John Carter- Great. An underrated adaptation of a difficult novel, this film was unfairly maligned because of its budget. It’s the first thing I’ve seen in years that made me feel the way I felt when I first saw Star Wars. Even the JJ Abrams Star Trek didn’t do that.

Taken 2- Painfully awful. To be fair, repeated viewing of “Taken” the first reveal it to be a deeply flawed film with little redeeming quality beyond its star and subject matter. But compared to its sequel, the first one is a masterpiece. Taken 2 pushes the concept of kidnapping to its illogical extremes and actually has the daughter running around Turkey tossing live grenades onto rooftops so Super-Liam can direct her to where he’s being held prisoner. The fight scenes are stiff and geriatric feeling and the climax between Neeson and the main bad guy is so abrupt, I literally missed it. Terrible, terrible movie that I feel dumber for having watched.

Ghostrider: Spirit of Vengeance- Meh. I didn’t have a problem with the first one, so the idea of a revamped sequel was lost on me. Yes, Johnny Blaze is darker and crazier in this one, but the story feels rushed and all the cool setup gets lost in asides showing how crazy and evil the title character is.

Total Recall- Forgettable. Instantly forgettable. I’ve never seen a more disposable remake.

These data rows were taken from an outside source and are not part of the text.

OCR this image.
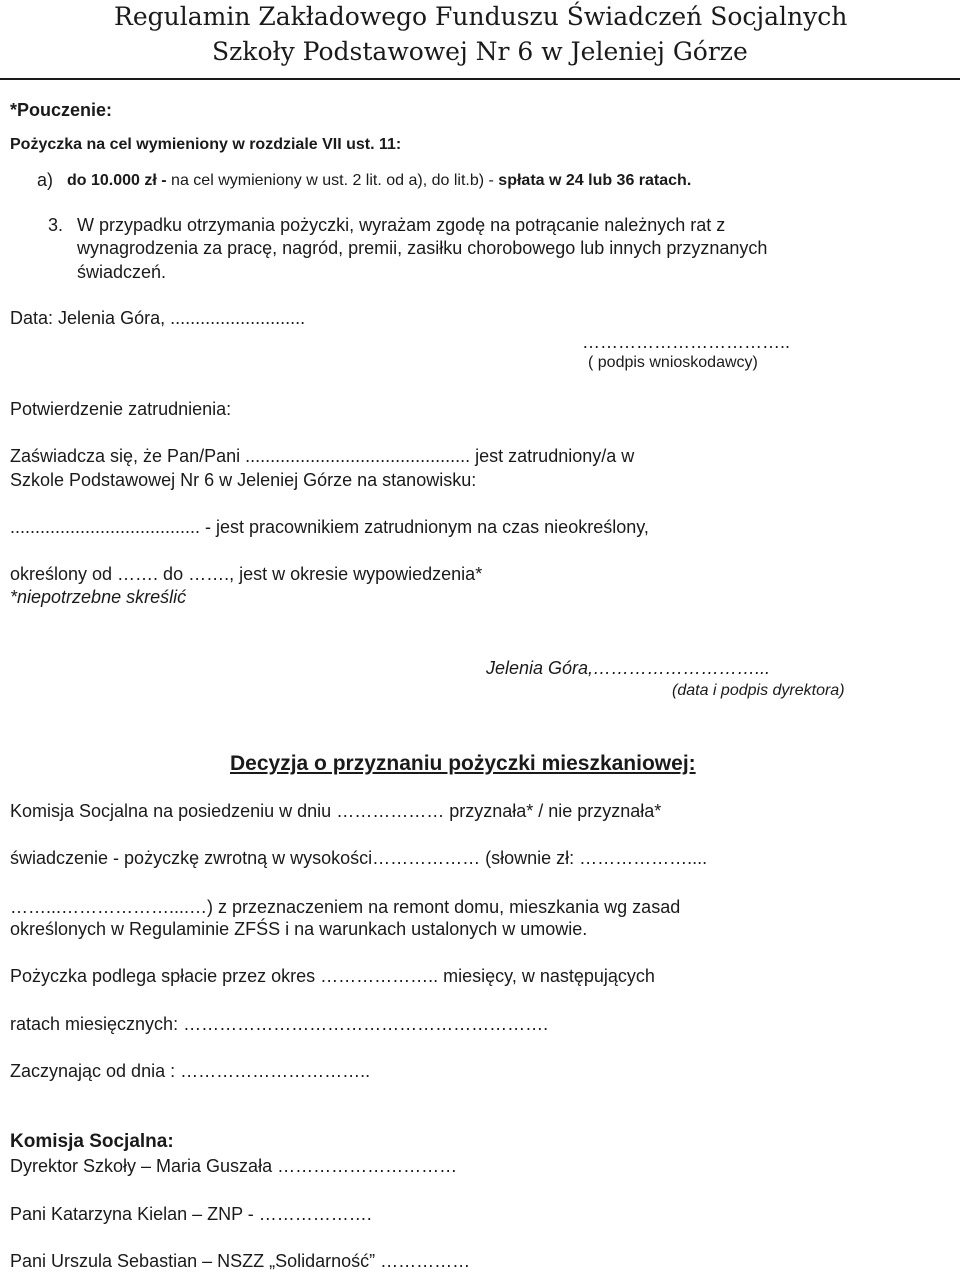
Regulamin Zakładowego Funduszu Świadczeń Socjalnych
Szkoły Podstawowej Nr 6 w Jeleniej Górze
*Pouczenie:
Pożyczka na cel wymieniony w rozdziale VII ust. 11:
a) do 10.000 zł - na cel wymieniony w ust. 2 lit. od a), do lit.b) - spłata w 24 lub 36 ratach.
3. W przypadku otrzymania pożyczki, wyrażam zgodę na potrącanie należnych rat z
wynagrodzenia za pracę, nagród, premii, zasiłku chorobowego lub innych przyznanych
świadczeń.
Data: Jelenia Góra, ...........................
……………………………..
( podpis wnioskodawcy)
Potwierdzenie zatrudnienia:
Zaświadcza się, że Pan/Pani ............................................. jest zatrudniony/a w
Szkole Podstawowej Nr 6 w Jeleniej Górze na stanowisku:
...................................... - jest pracownikiem zatrudnionym na czas nieokreślony,
określony od ……. do ……., jest w okresie wypowiedzenia*
*niepotrzebne skreślić
Jelenia Góra,………………………...
(data i podpis dyrektora)
Decyzja o przyznaniu pożyczki mieszkaniowej:
Komisja Socjalna na posiedzeniu w dniu ……………… przyznała* / nie przyznała*
świadczenie - pożyczkę zwrotną w wysokości……………… (słownie zł: ………………....
……...………………....…) z przeznaczeniem na remont domu, mieszkania wg zasad
określonych w Regulaminie ZFŚS i na warunkach ustalonych w umowie.
Pożyczka podlega spłacie przez okres ……………….. miesięcy, w następujących
ratach miesięcznych: …………………………………………………….
Zaczynając od dnia : …………………………..
Komisja Socjalna:
Dyrektor Szkoły – Maria Guszała …………………………
Pani Katarzyna Kielan – ZNP - ……………….
Pani Urszula Sebastian – NSZZ „Solidarność” ……………
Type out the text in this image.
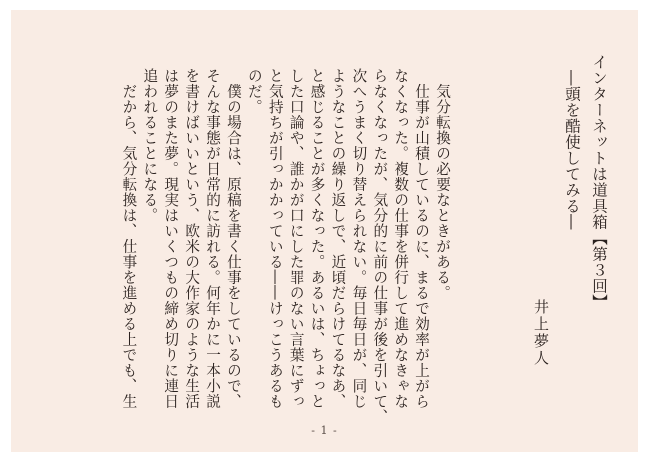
インターネットは道具箱【第３回】
―頭を酷使してみる―
井上夢人
　気分転換の必要なときがある。
　仕事が山積しているのに、まるで効率が上がら
なくなった。複数の仕事を併行して進めなきゃな
らなくなったが、気分的に前の仕事が後を引いて、
次へうまく切り替えられない。毎日毎日が、同じ
ようなことの繰り返しで、近頃だらけてるなあ、
と感じることが多くなった。あるいは、ちょっと
した口論や、誰かが口にした罪のない言葉にずっ
と気持ちが引っかかっている――けっこうあるも
のだ。
　僕の場合は、原稿を書く仕事をしているので、
そんな事態が日常的に訪れる。何年かに一本小説
を書けばいいという、欧米の大作家のような生活
は夢のまた夢。現実はいくつもの締め切りに連日
追われることになる。
　だから、気分転換は、仕事を進める上でも、生
- 1 -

I used to have a strong dislike for the Schwarzenegger original, but that one at least had feeling behind it. The remake feels cold, functional and serviceable at best.
Django Unchained- This was the one film, other than the "Avengers," I'd been waiting for. It was also the perfect way to close out the year, following the dreadfulness of Bond and the whitewashed classroom boredom of "Lincoln." The writing, the directing, the acting are all perfect, Tarrantino once more showing that he exists in a world of quality filmmaking quie separate from most of his peers. Best movie of the year.